Fine-Tuning

Ai Machine Learning

Fine-tuning is further training an existing AI model on a smaller, specific set of examples so it gets better at one task.

Fine-tuning takes an already-trained foundation model and continues training it on a smaller, focused dataset — customer support transcripts, legal documents in a specific format, a particular tone of voice — so the model’s behavior shifts toward that narrower task without starting from scratch. It’s a middle ground between using a general-purpose model as-is (prompting) and building an entirely new model from zero.

The nuance a beginner often misses is that fine-tuning is not always the right tool.
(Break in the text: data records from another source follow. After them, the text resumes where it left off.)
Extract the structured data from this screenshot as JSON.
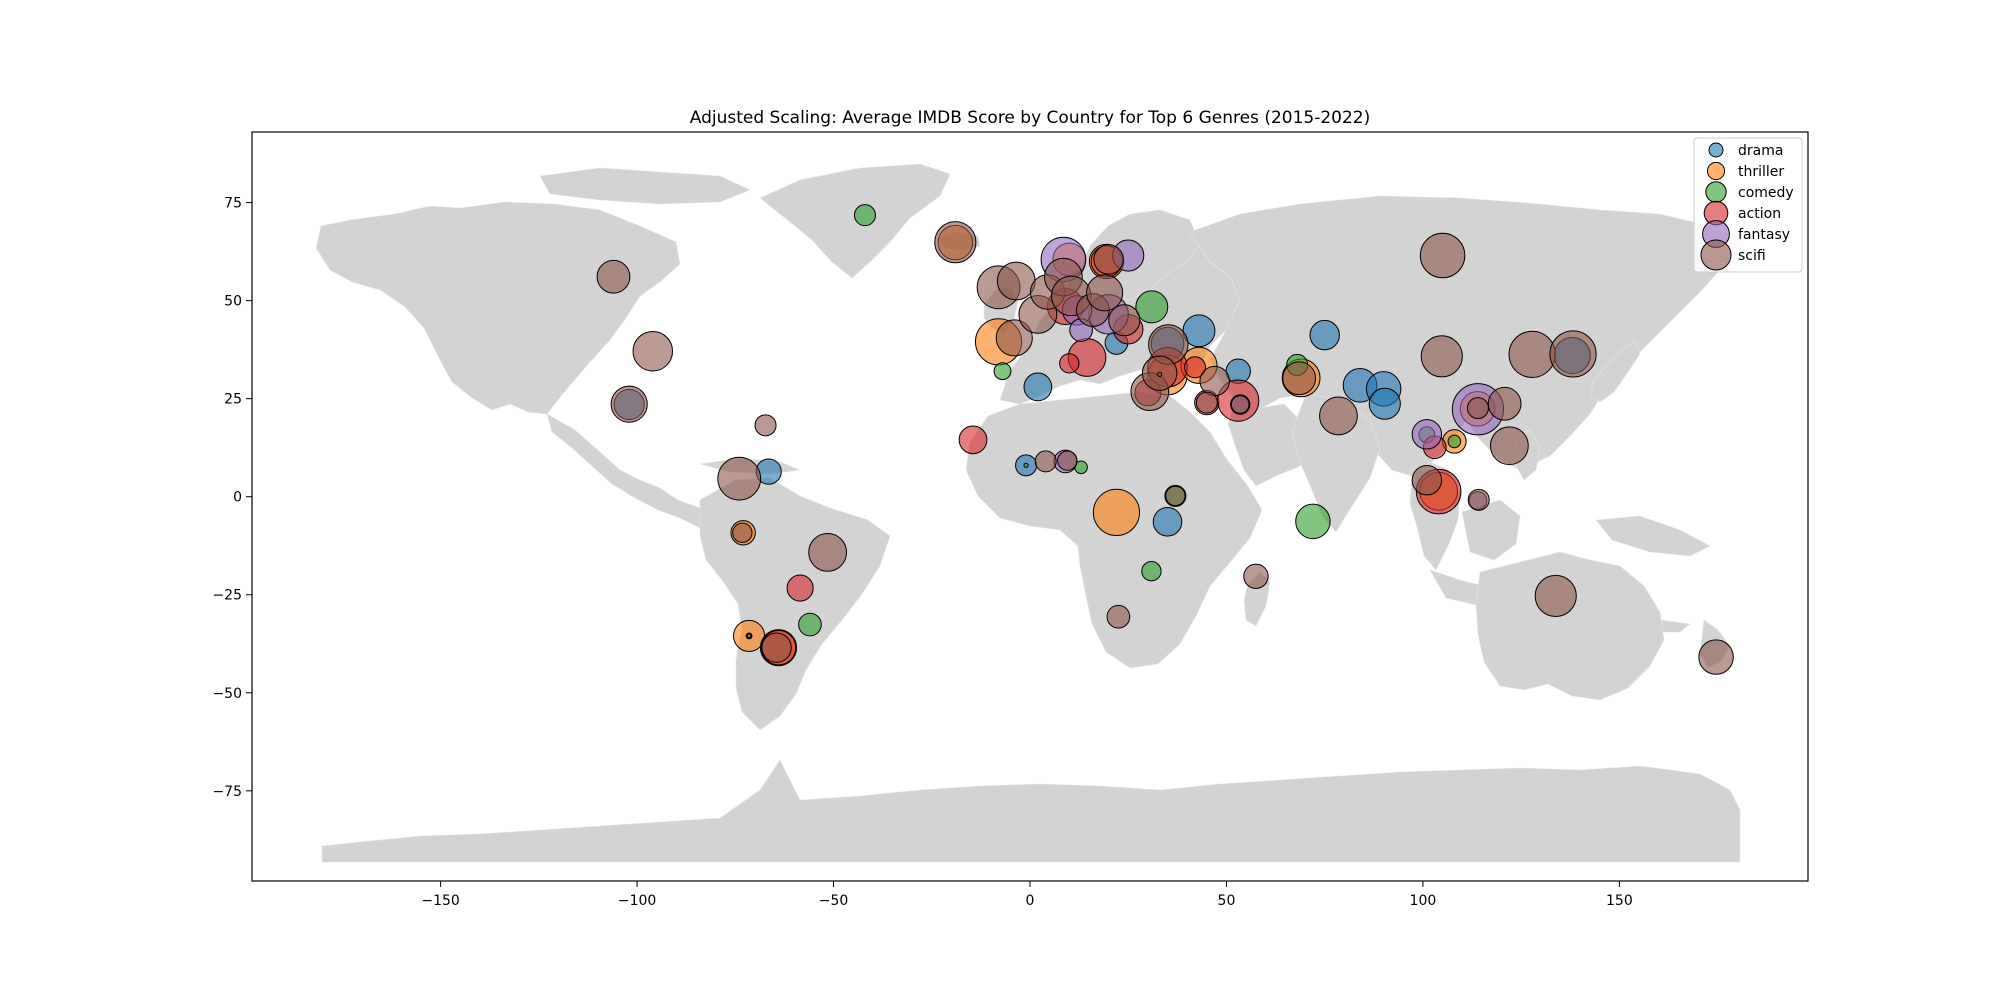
{
  "chart_data": {
    "type": "scatter",
    "subtype": "bubble-map",
    "title": "Adjusted Scaling: Average IMDB Score by Country for Top 6 Genres (2015-2022)",
    "xlabel": "",
    "ylabel": "",
    "xlim": [
      -198,
      198
    ],
    "ylim": [
      -98,
      93
    ],
    "xticks": [
      -150,
      -100,
      -50,
      0,
      50,
      100,
      150
    ],
    "yticks": [
      -75,
      -50,
      -25,
      0,
      25,
      50,
      75
    ],
    "grid": false,
    "legend_position": "top-right",
    "basemap": "world countries (light gray fill)",
    "colors": {
      "land": "#d3d3d3",
      "drama": "#1f77b4",
      "thriller": "#ff7f0e",
      "comedy": "#2ca02c",
      "action": "#d62728",
      "fantasy": "#9467bd",
      "scifi": "#8c564b"
    },
    "series": [
      {
        "name": "drama",
        "points": [
          [
            -66.5,
            6.4,
            5.5
          ],
          [
            2.0,
            28.0,
            5.8
          ],
          [
            -1.0,
            8.0,
            5.0
          ],
          [
            35.0,
            39.0,
            6.4
          ],
          [
            43.0,
            42.3,
            6.3
          ],
          [
            75.0,
            41.2,
            6.0
          ],
          [
            84.0,
            28.4,
            6.5
          ],
          [
            90.0,
            27.5,
            6.6
          ],
          [
            90.3,
            23.7,
            6.2
          ],
          [
            35.0,
            -6.4,
            5.9
          ],
          [
            22.0,
            39.2,
            5.2
          ],
          [
            53.0,
            32.0,
            5.4
          ],
          [
            138.0,
            36.0,
            6.8
          ],
          [
            -102.0,
            23.5,
            6.1
          ]
        ]
      },
      {
        "name": "thriller",
        "points": [
          [
            -8.0,
            39.5,
            8.0
          ],
          [
            22.0,
            -4.0,
            8.0
          ],
          [
            -71.5,
            -35.5,
            6.2
          ],
          [
            -64.0,
            -38.5,
            6.8
          ],
          [
            69.0,
            30.3,
            7.0
          ],
          [
            108.0,
            14.1,
            5.3
          ],
          [
            104.0,
            1.4,
            7.0
          ],
          [
            35.0,
            31.0,
            7.2
          ],
          [
            43.0,
            33.5,
            6.8
          ],
          [
            -73.0,
            -9.2,
            5.4
          ],
          [
            113.9,
            22.4,
            6.6
          ],
          [
            -19.0,
            64.8,
            6.6
          ],
          [
            10.0,
            60.5,
            6.4
          ],
          [
            19.5,
            60.0,
            6.6
          ]
        ]
      },
      {
        "name": "comedy",
        "points": [
          [
            -42.0,
            71.8,
            5.0
          ],
          [
            -7.0,
            32.0,
            4.5
          ],
          [
            68.0,
            33.6,
            5.0
          ],
          [
            72.0,
            -6.3,
            6.6
          ],
          [
            30.9,
            -19.0,
            4.8
          ],
          [
            -56.0,
            -32.6,
            5.2
          ],
          [
            13.0,
            7.5,
            4.0
          ],
          [
            31.0,
            48.4,
            6.3
          ],
          [
            -71.5,
            -35.5,
            3.2
          ],
          [
            -1.0,
            8.0,
            3.0
          ],
          [
            37.0,
            0.2,
            5.0
          ],
          [
            108.0,
            14.1,
            4.0
          ],
          [
            101.0,
            15.8,
            4.4
          ]
        ]
      },
      {
        "name": "action",
        "points": [
          [
            -14.5,
            14.5,
            5.8
          ],
          [
            14.5,
            35.5,
            7.0
          ],
          [
            10.0,
            34.0,
            4.8
          ],
          [
            25.0,
            42.7,
            6.0
          ],
          [
            45.0,
            24.0,
            5.4
          ],
          [
            53.0,
            24.5,
            7.4
          ],
          [
            -58.5,
            -23.3,
            5.6
          ],
          [
            104.0,
            1.3,
            7.8
          ],
          [
            103.0,
            12.6,
            5.2
          ],
          [
            -64.0,
            -38.5,
            6.6
          ],
          [
            30.0,
            26.5,
            5.6
          ],
          [
            19.5,
            60.0,
            6.2
          ],
          [
            35.0,
            33.0,
            7.2
          ],
          [
            9.0,
            48.5,
            6.8
          ],
          [
            42.0,
            33.0,
            5.0
          ]
        ]
      },
      {
        "name": "fantasy",
        "points": [
          [
            114.0,
            22.3,
            8.6
          ],
          [
            8.5,
            60.5,
            7.8
          ],
          [
            20.0,
            46.5,
            7.2
          ],
          [
            25.0,
            61.5,
            6.2
          ],
          [
            9.0,
            9.0,
            5.2
          ],
          [
            101.0,
            15.9,
            6.0
          ],
          [
            114.0,
            -1.0,
            4.6
          ],
          [
            12.0,
            47.5,
            6.0
          ],
          [
            13.0,
            42.5,
            5.2
          ],
          [
            53.5,
            23.5,
            4.8
          ]
        ]
      },
      {
        "name": "scifi",
        "points": [
          [
            -106.0,
            56.1,
            6.4
          ],
          [
            -96.0,
            37.1,
            7.2
          ],
          [
            -102.0,
            23.6,
            6.8
          ],
          [
            -67.3,
            18.2,
            5.0
          ],
          [
            -74.0,
            4.6,
            7.6
          ],
          [
            -73.2,
            -9.2,
            4.8
          ],
          [
            -51.5,
            -14.2,
            7.0
          ],
          [
            -64.5,
            -38.5,
            6.0
          ],
          [
            -19.0,
            64.9,
            7.4
          ],
          [
            -8.0,
            53.4,
            7.6
          ],
          [
            -3.5,
            55.0,
            7.0
          ],
          [
            -4.0,
            40.5,
            6.8
          ],
          [
            2.0,
            46.5,
            7.0
          ],
          [
            4.5,
            52.2,
            6.6
          ],
          [
            8.5,
            56.0,
            7.0
          ],
          [
            10.5,
            51.2,
            7.2
          ],
          [
            16.0,
            47.6,
            6.4
          ],
          [
            19.0,
            52.0,
            6.8
          ],
          [
            20.0,
            60.5,
            6.0
          ],
          [
            24.0,
            45.0,
            6.2
          ],
          [
            30.5,
            26.8,
            7.0
          ],
          [
            35.2,
            38.8,
            7.2
          ],
          [
            33.0,
            31.5,
            6.6
          ],
          [
            47.0,
            29.5,
            6.0
          ],
          [
            45.0,
            24.0,
            5.0
          ],
          [
            53.5,
            23.5,
            4.6
          ],
          [
            57.5,
            -20.3,
            5.4
          ],
          [
            68.5,
            30.2,
            6.4
          ],
          [
            78.5,
            20.6,
            7.0
          ],
          [
            101.0,
            4.2,
            6.0
          ],
          [
            104.8,
            35.8,
            7.4
          ],
          [
            105.0,
            61.5,
            7.8
          ],
          [
            114.0,
            22.6,
            5.0
          ],
          [
            114.2,
            -0.8,
            5.0
          ],
          [
            120.8,
            23.7,
            6.4
          ],
          [
            122.0,
            13.0,
            7.0
          ],
          [
            127.8,
            36.3,
            8.0
          ],
          [
            138.2,
            36.4,
            8.0
          ],
          [
            133.8,
            -25.3,
            7.4
          ],
          [
            174.6,
            -40.9,
            6.6
          ],
          [
            22.5,
            -30.6,
            5.2
          ],
          [
            37.0,
            0.2,
            4.8
          ],
          [
            9.5,
            9.2,
            4.8
          ],
          [
            33.0,
            31.2,
            3.0
          ],
          [
            -71.5,
            -35.5,
            2.6
          ],
          [
            4.0,
            9.0,
            5.0
          ]
        ]
      }
    ]
  }
}
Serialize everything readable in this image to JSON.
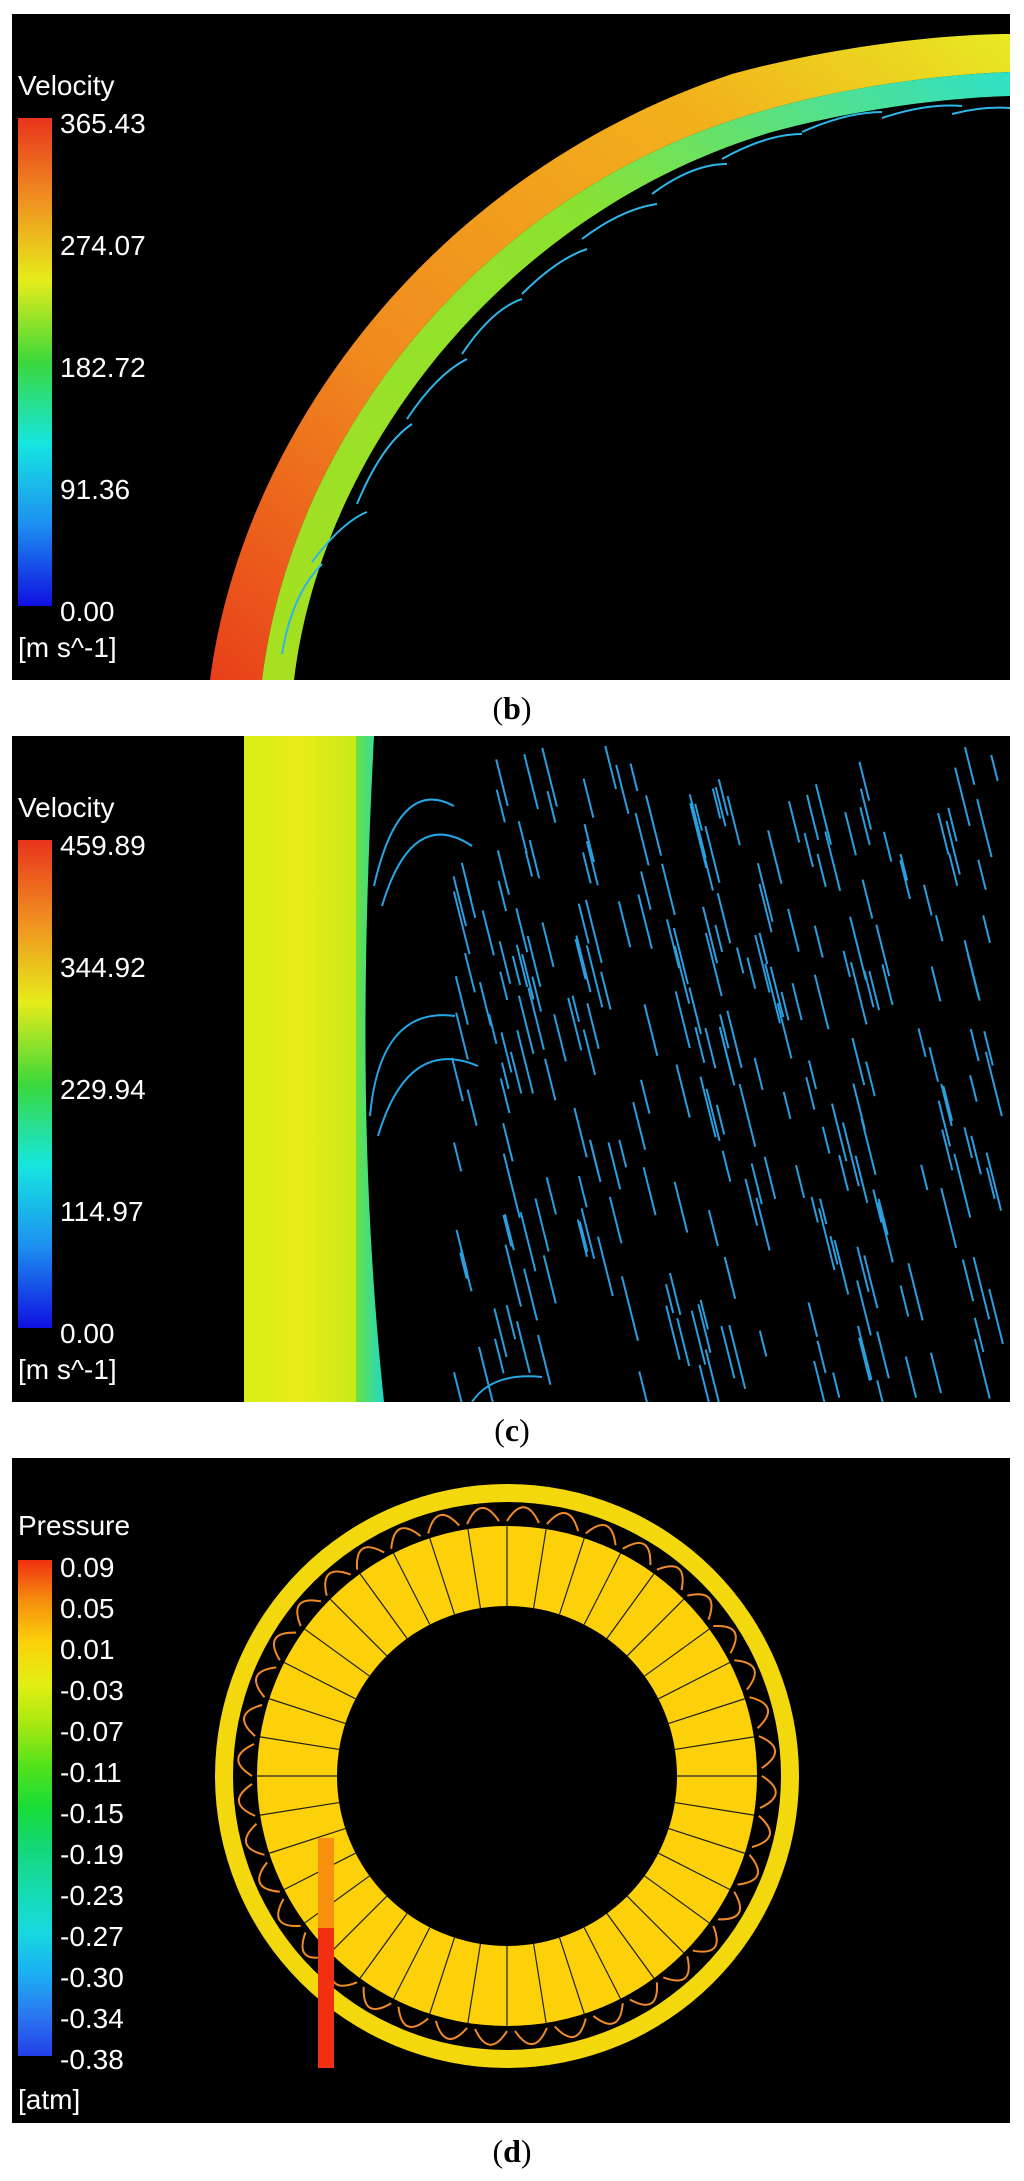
{
  "panels": [
    {
      "caption": "b",
      "legend_title": "Velocity",
      "ticks": [
        "365.43",
        "274.07",
        "182.72",
        "91.36",
        "0.00"
      ],
      "unit": "[m s^-1]"
    },
    {
      "caption": "c",
      "legend_title": "Velocity",
      "ticks": [
        "459.89",
        "344.92",
        "229.94",
        "114.97",
        "0.00"
      ],
      "unit": "[m s^-1]"
    },
    {
      "caption": "d",
      "legend_title": "Pressure",
      "ticks": [
        "0.09",
        "0.05",
        "0.01",
        "-0.03",
        "-0.07",
        "-0.11",
        "-0.15",
        "-0.19",
        "-0.23",
        "-0.27",
        "-0.30",
        "-0.34",
        "-0.38"
      ],
      "unit": "[atm]"
    }
  ],
  "colors": {
    "velocity_scale": [
      "#e8341c",
      "#f09020",
      "#e6ec1a",
      "#3bd83b",
      "#16e6e0",
      "#1d8ff0",
      "#1010e0"
    ],
    "pressure_scale": [
      "#f03010",
      "#f6900e",
      "#fcd10a",
      "#e3ef12",
      "#a6e812",
      "#52e21b",
      "#18dd38",
      "#14d77a",
      "#16dcb0",
      "#18d8e0",
      "#1bb0f2",
      "#2a78f0",
      "#2240e8"
    ],
    "vector": "#2fa6e6",
    "blade_outline": "#f08a2a",
    "hub": "#fcd10a"
  }
}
It requires real data preparation, some machine learning expertise, and ongoing compute cost, and it doesn’t teach a model new factual knowledge as reliably as people assume — for grounding a model in current, specific facts, retrieval (RAG) usually works better and is far cheaper to update. Fine-tuning tends to be worth it for narrow, high-volume tasks where consistent style or format matters more than fresh factual lookup — for example, classifying support tickets in a company’s exact categories, or writing in a very specific brand voice repeatedly.

For a startup deciding between prompting, RAG, and fine-tuning, the practical order is usually: try clear prompting first (cheapest), add retrieval if the task needs current or private facts, and reach for fine-tuning only once a specific, repetitive task has proven itself worth the extra investment.

🇵🇭 Philippine Example

Philippine AI-recruitment and salary-benchmarking sources list fine-tuning as one of the named, in-demand skills (alongside LLM and RAG work) that local AI engineers are expected to know, reflecting real market demand for this skill in the Philippines even without a single named company's fine-tuning project to point to.